В дверях показалась машинистка.
Мужчина с бобриком, коротко глянув на вошедшую, продолжал ровным голосом:
– Между тем бытует мнение, что молодой литератор – это в первую очередь новатор. Не буду спорить, – он сделал рукой отодвигающий жест, словно его прямо сейчас вызывали на спор, – не буду спорить. Однако, товарищи, новаторство не следует смешивать с попытками привнесения в нашу молодую литературу искусственных элементов и чуждых приемов, против которых предостерегали…
Что она здесь делает?.. Карлушка растерялся и разозлился на себя за эту растерянность. Таисия Николаевна направилась, почему-то пригибаясь, словно в кинотеатре, прямо к тому ряду, в котором он сидел, и его бросило в жар; не дойдя, машинистка заняла стул рядом с седой женщиной.
«Не заметила», – подумал он с облегчением и воровато оглядел комнату, не затесался ли сюда и мемуарный старик; нет, не видно.
В это время стулья задвигались, люди начали вставать, и поднялся негромкий гул, как в театре, когда занавес опустился и начинается антракт. «Как, уже все?» – удивился Карл, и его удивление, должно быть, отпечаталось на лице. Таисия Николаевна, во всяком случае, заметила и, протянув ему руку, сказала вместо приветствия:
– Вы думаете, наверное, что больше ничего не будет? Вот и не угадали: самое интересное начнется после перекура.
– Кино покажут, – подсказал мужской голос за спиной Карла.
– Кина не будет, – улыбнулась Таисия Николаевна тому, кто за спиной, и продолжала, уже обращаясь к Карлу: – А читка будет интересной, я вам ручаюсь.
Она повернулась к седой женщине, которая нерешительно маячила поблизости, потом снова к нему:
– Я хочу вас познакомить. Это Ксения, талантливейший прозаик и по совместительству мать моей лучшей подруги; а это начинающий сценарист; знакомьтесь, Ксения…

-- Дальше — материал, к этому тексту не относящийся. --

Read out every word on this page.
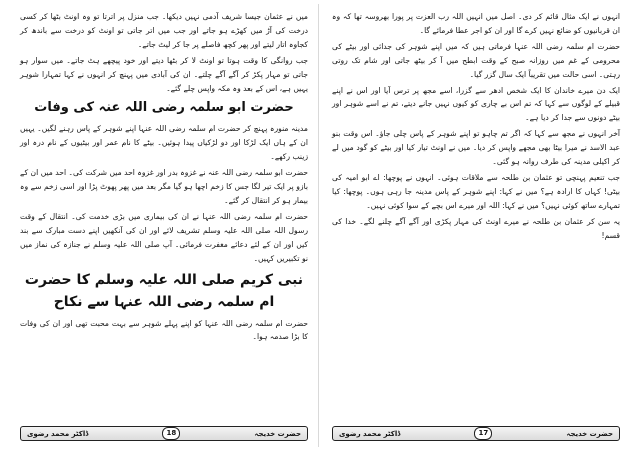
میں نے عثمان جیسا شریف آدمی نہیں دیکھا۔ جب منزل پر اترتا تو وہ اونٹ بٹھا کر کسی درخت کی آڑ میں کھڑے ہو جاتے اور جب میں اتر جاتی تو اونٹ کو درخت سے باندھ کر کجاوہ اتار لیتے اور پھر کچھ فاصلے پر جا کر لیٹ جاتے۔

جب روانگی کا وقت ہوتا تو اونٹ لا کر بٹھا دیتے اور خود پیچھے ہٹ جاتے۔ میں سوار ہو جاتی تو مہار پکڑ کر آگے آگے چلتے۔ ان کی آبادی میں پہنچ کر انہوں نے کہا تمہارا شوہر یہیں ہے، اس کے بعد وہ مکہ واپس چلے گئے۔

حضرت ابو سلمہ رضی اللہ عنہ کی وفات

مدینہ منورہ پہنچ کر حضرت ام سلمہ رضی اللہ عنہا اپنے شوہر کے پاس رہنے لگیں۔ یہیں ان کے ہاں ایک لڑکا اور دو لڑکیاں پیدا ہوئیں۔ بیٹے کا نام عمر اور بیٹیوں کے نام درہ اور زینب رکھے۔

حضرت ابو سلمہ رضی اللہ عنہ نے غزوہ بدر اور غزوہ احد میں شرکت کی۔ احد میں ان کے بازو پر ایک تیر لگا جس کا زخم اچھا ہو گیا مگر بعد میں پھر پھوٹ پڑا اور اسی زخم سے وہ بیمار ہو کر انتقال کر گئے۔

حضرت ام سلمہ رضی اللہ عنہا نے ان کی بیماری میں بڑی خدمت کی۔ انتقال کے وقت رسول اللہ صلی اللہ علیہ وسلم تشریف لائے اور ان کی آنکھیں اپنے دست مبارک سے بند کیں اور ان کے لئے دعائے مغفرت فرمائی۔ آپ صلی اللہ علیہ وسلم نے جنازہ کی نماز میں نو تکبیریں کہیں۔

نبی کریم صلی اللہ علیہ وسلم کا حضرت ام سلمہ رضی اللہ عنہا سے نکاح

حضرت ام سلمہ رضی اللہ عنہا کو اپنے پہلے شوہر سے بہت محبت تھی اور ان کی وفات کا بڑا صدمہ ہوا۔

ڈاکٹر محمد رضوی	18	حضرت خدیجہ

انہوں نے ایک مثال قائم کر دی۔ اصل میں انہیں اللہ رب العزت پر پورا بھروسہ تھا کہ وہ ان قربانیوں کو ضائع نہیں کرے گا اور ان کو اجر عطا فرمائے گا۔

حضرت ام سلمہ رضی اللہ عنہا فرماتی ہیں کہ میں اپنے شوہر کی جدائی اور بیٹے کی محرومی کے غم میں روزانہ صبح کے وقت ابطح میں آ کر بیٹھ جاتی اور شام تک روتی رہتی۔ اسی حالت میں تقریباً ایک سال گزر گیا۔

ایک دن میرے خاندان کا ایک شخص ادھر سے گزرا، اسے مجھ پر ترس آیا اور اس نے اپنے قبیلے کے لوگوں سے کہا کہ تم اس بے چاری کو کیوں نہیں جانے دیتے، تم نے اسے شوہر اور بیٹے دونوں سے جدا کر دیا ہے۔

آخر انہوں نے مجھ سے کہا کہ اگر تم چاہو تو اپنے شوہر کے پاس چلی جاؤ۔ اس وقت بنو عبد الاسد نے میرا بیٹا بھی مجھے واپس کر دیا۔ میں نے اونٹ تیار کیا اور بیٹے کو گود میں لے کر اکیلی مدینہ کی طرف روانہ ہو گئی۔

جب تنعیم پہنچی تو عثمان بن طلحہ سے ملاقات ہوئی۔ انہوں نے پوچھا: اے ابو امیہ کی بیٹی! کہاں کا ارادہ ہے؟ میں نے کہا: اپنے شوہر کے پاس مدینہ جا رہی ہوں۔ پوچھا: کیا تمہارے ساتھ کوئی نہیں؟ میں نے کہا: اللہ اور میرے اس بچے کے سوا کوئی نہیں۔

یہ سن کر عثمان بن طلحہ نے میرے اونٹ کی مہار پکڑی اور آگے آگے چلنے لگے۔ خدا کی قسم!

ڈاکٹر محمد رضوی	17	حضرت خدیجہ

Карлушка назвал свое имя, получив в обмен мягкую плоскую ладонь талантливейшего прозаика, и почувствовал себя совсем неловко.
– Ну что ты, Таинька, – переминалась с ноги на ногу Ксения, – молодой человек бог знает что подумает…
– А я обеими руками подпишусь под своими словами! – горячо заговорила машинистка. – И не только я так думаю, поверьте мне.
Однако сказать, кто еще разделяет ее мнение, машинистка не успела, потому что раздался знакомый уже звон колокольчика, и все поспешили на свои места.